John Cotton Dana Portrait Comes to Rutgers Library Named in His Honor

by Carla Capizzi
Friday August 28, 2009, 10:48 AM
Library patrons know his name; now they know what he looks like.

The John Cotton Dana Library announces the installation of a portrait of John Cotton Dana in the Dana Room on the Library's fourth floor. The oil painting, by the distinguished artist, Douglas Volk, is on long-term loan from the Newark Museum. The 1923 portrait was given to the Museum by C. W. Feigenspan, a prominent Newark citizen and president of both the Feigenspan Brewing Company and the Federal Trust Company of Newark.

The portrait may be viewed during Dana Library's events or by request to the Media Services Department (973 353-5917).

John Cotton Dana served as Newark Public Library director from 1902 until 1929. His accomplishments in providing innovative services and programs to equalize and expand access to information brought him national acclaim. Newark Public Library offered books to children in the Library's Children's Room, in their schools through circulating "trunk" collections, and in their neighborhoods with bookmobiles.

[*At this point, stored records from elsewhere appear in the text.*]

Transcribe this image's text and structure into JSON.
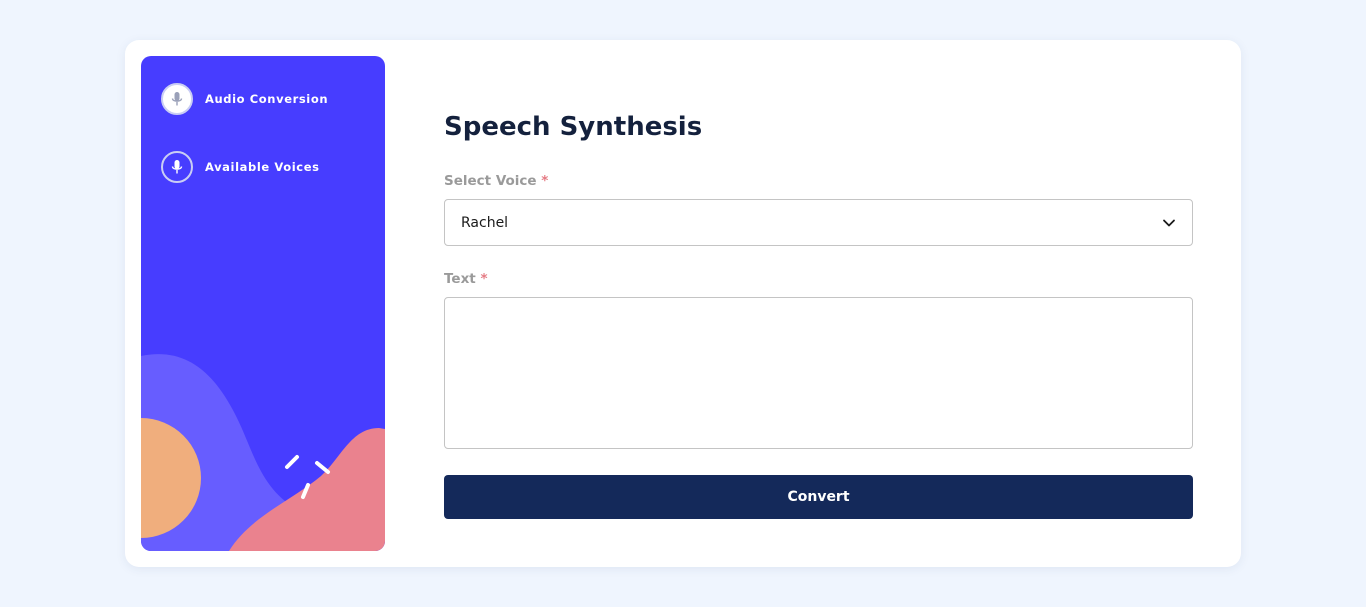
{
  "sidebar": {
    "items": [
      {
        "label": "Audio Conversion",
        "icon": "microphone-icon",
        "active": true
      },
      {
        "label": "Available Voices",
        "icon": "microphone-icon",
        "active": false
      }
    ]
  },
  "main": {
    "title": "Speech Synthesis",
    "voice_field": {
      "label": "Select Voice",
      "required_mark": "*",
      "value": "Rachel"
    },
    "text_field": {
      "label": "Text",
      "required_mark": "*",
      "value": "",
      "placeholder": ""
    },
    "convert_label": "Convert"
  },
  "colors": {
    "sidebar_bg": "#473dff",
    "button_bg": "#14295a",
    "title": "#14213d",
    "required": "#e57b84",
    "page_bg": "#eff5fe"
  }
}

The Library also offered specialized sources for members of the business community at a branch in the city's commercial district. Newark's teachers had access to a collection of practice and research materials, including a remarkable picture file. The Library made reading materials in languages other than English available to Newark's newest residents. In 1909 Dana acquired a series of Japanese prints that were displayed on the Library's fourth floor, an area set aside for the new Newark Museum. Dana began to add pieces of American art, handicrafts and utilitarian objects. The Museum was moved from the Library building to its present facility in 1926.

In addition to his work at the Public Library and the Museum, Dana was very active in city life, serving on educational and cultural committees and boards of trustees. He was a board member of the New Jersey Law School, one of Rutgers-Newark's predecessors. When the School's Pre-Legal Department became a four-year program, the new school was named Dana College. Although Dana College was quickly followed by the Newark College of Arts and Sciences, the library continues to carry his name. In honor of his contributions, John Cotton Dana was known as Newark's First Citizen.

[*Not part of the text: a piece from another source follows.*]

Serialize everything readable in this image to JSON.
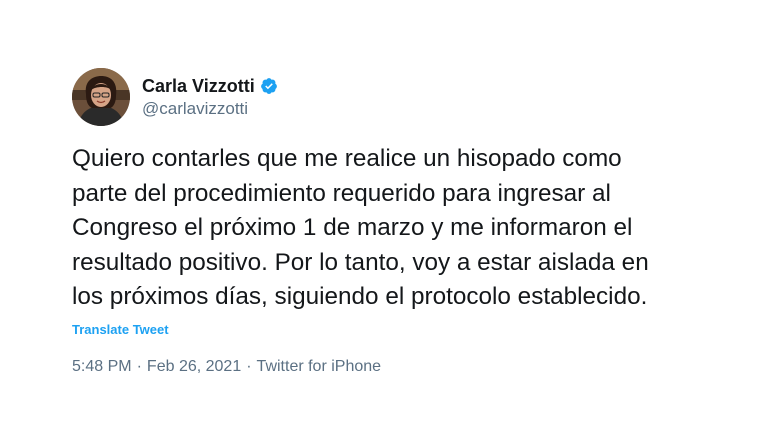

The painter, Douglas Volk (1856-1935), was a contemporary of Dana (1856-1929). During his lifetime, he enjoyed a national reputation for his portraits, as well as his historical studies of the colonial period in New England. Born in Pittsfield, MA, and raised in Chicago, Volk studied with Jean Leon Gerome at L'Ecole des Beaux Arts (Paris) from 1873 to 1879. On his return to the United States in 1879, Volk began his lengthy career as an art educator in New York City, teaching first at Cooper Union and later at the Art Students League, the New York Society of Ethical Culture, and the National Academy of Design. Volk's paintings have been collected by the National Gallery and the Corcoran Gallery (Washington, D. C.), the Metropolitan Museum of Art (New York), and the Carnegie Museum (Pittsburgh). His murals decorate the walls of the Court House in Des Moines, IA, and the Capitol building in St. Paul, MN.

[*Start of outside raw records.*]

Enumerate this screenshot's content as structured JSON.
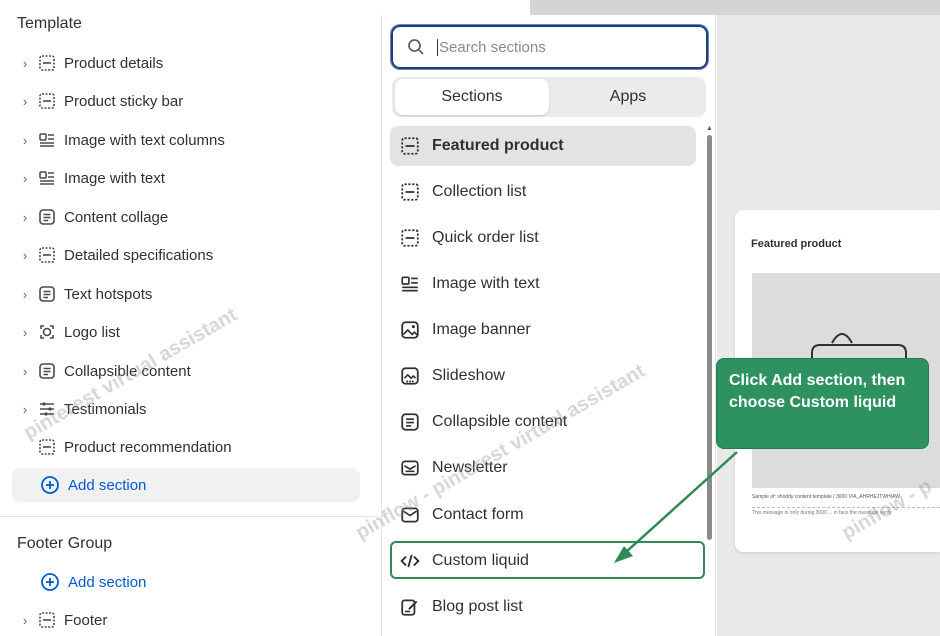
{
  "template": {
    "title": "Template",
    "items": [
      {
        "label": "Product details",
        "icon": "section-icon"
      },
      {
        "label": "Product sticky bar",
        "icon": "section-icon"
      },
      {
        "label": "Image with text columns",
        "icon": "image-text-icon"
      },
      {
        "label": "Image with text",
        "icon": "image-text-icon"
      },
      {
        "label": "Content collage",
        "icon": "text-block-icon"
      },
      {
        "label": "Detailed specifications",
        "icon": "section-icon"
      },
      {
        "label": "Text hotspots",
        "icon": "text-block-icon"
      },
      {
        "label": "Logo list",
        "icon": "logo-icon"
      },
      {
        "label": "Collapsible content",
        "icon": "text-block-icon"
      },
      {
        "label": "Testimonials",
        "icon": "testimonials-icon"
      },
      {
        "label": "Product recommendation",
        "icon": "section-icon"
      }
    ],
    "add_section": "Add section"
  },
  "footer_group": {
    "title": "Footer Group",
    "add_section": "Add section",
    "items": [
      {
        "label": "Footer",
        "icon": "section-icon"
      }
    ]
  },
  "picker": {
    "search_placeholder": "Search sections",
    "tabs": [
      "Sections",
      "Apps"
    ],
    "sections": [
      {
        "label": "Featured product",
        "icon": "section-icon"
      },
      {
        "label": "Collection list",
        "icon": "section-icon"
      },
      {
        "label": "Quick order list",
        "icon": "section-icon"
      },
      {
        "label": "Image with text",
        "icon": "image-text-icon"
      },
      {
        "label": "Image banner",
        "icon": "image-icon"
      },
      {
        "label": "Slideshow",
        "icon": "slideshow-icon"
      },
      {
        "label": "Collapsible content",
        "icon": "text-block-icon"
      },
      {
        "label": "Newsletter",
        "icon": "newsletter-icon"
      },
      {
        "label": "Contact form",
        "icon": "mail-icon"
      },
      {
        "label": "Custom liquid",
        "icon": "code-icon"
      },
      {
        "label": "Blog post list",
        "icon": "blog-icon"
      }
    ]
  },
  "preview": {
    "card_title": "Featured product",
    "line1": "Sample of: shoddy content template / 3000 V/A_AHRHEJTWHIAW",
    "line2": "This message in only during 3000 ... in face the message verify"
  },
  "callout": {
    "text": "Click Add section, then choose Custom liquid"
  },
  "watermarks": [
    "pinterest virtual assistant",
    "pinflow - pinterest virtual assistant",
    "pinflow - p"
  ],
  "colors": {
    "accent_blue": "#005bd3",
    "callout_green": "#2e9160",
    "highlight_border": "#2e8b57"
  }
}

Volk received his first medal for paintings displayed at the Columbian Exposition in Chicago in 1893. Many awards followed, including the Proctor Portrait Prize and the Saltus Gold Medal of the National Academy of Design in 1910, as well as the Academy's Maynard Portrait Prize in 1915. Volk was recognized by the American art world when he was elected to membership in the Society of American Artists (1880) and the National Academy of Design (1899).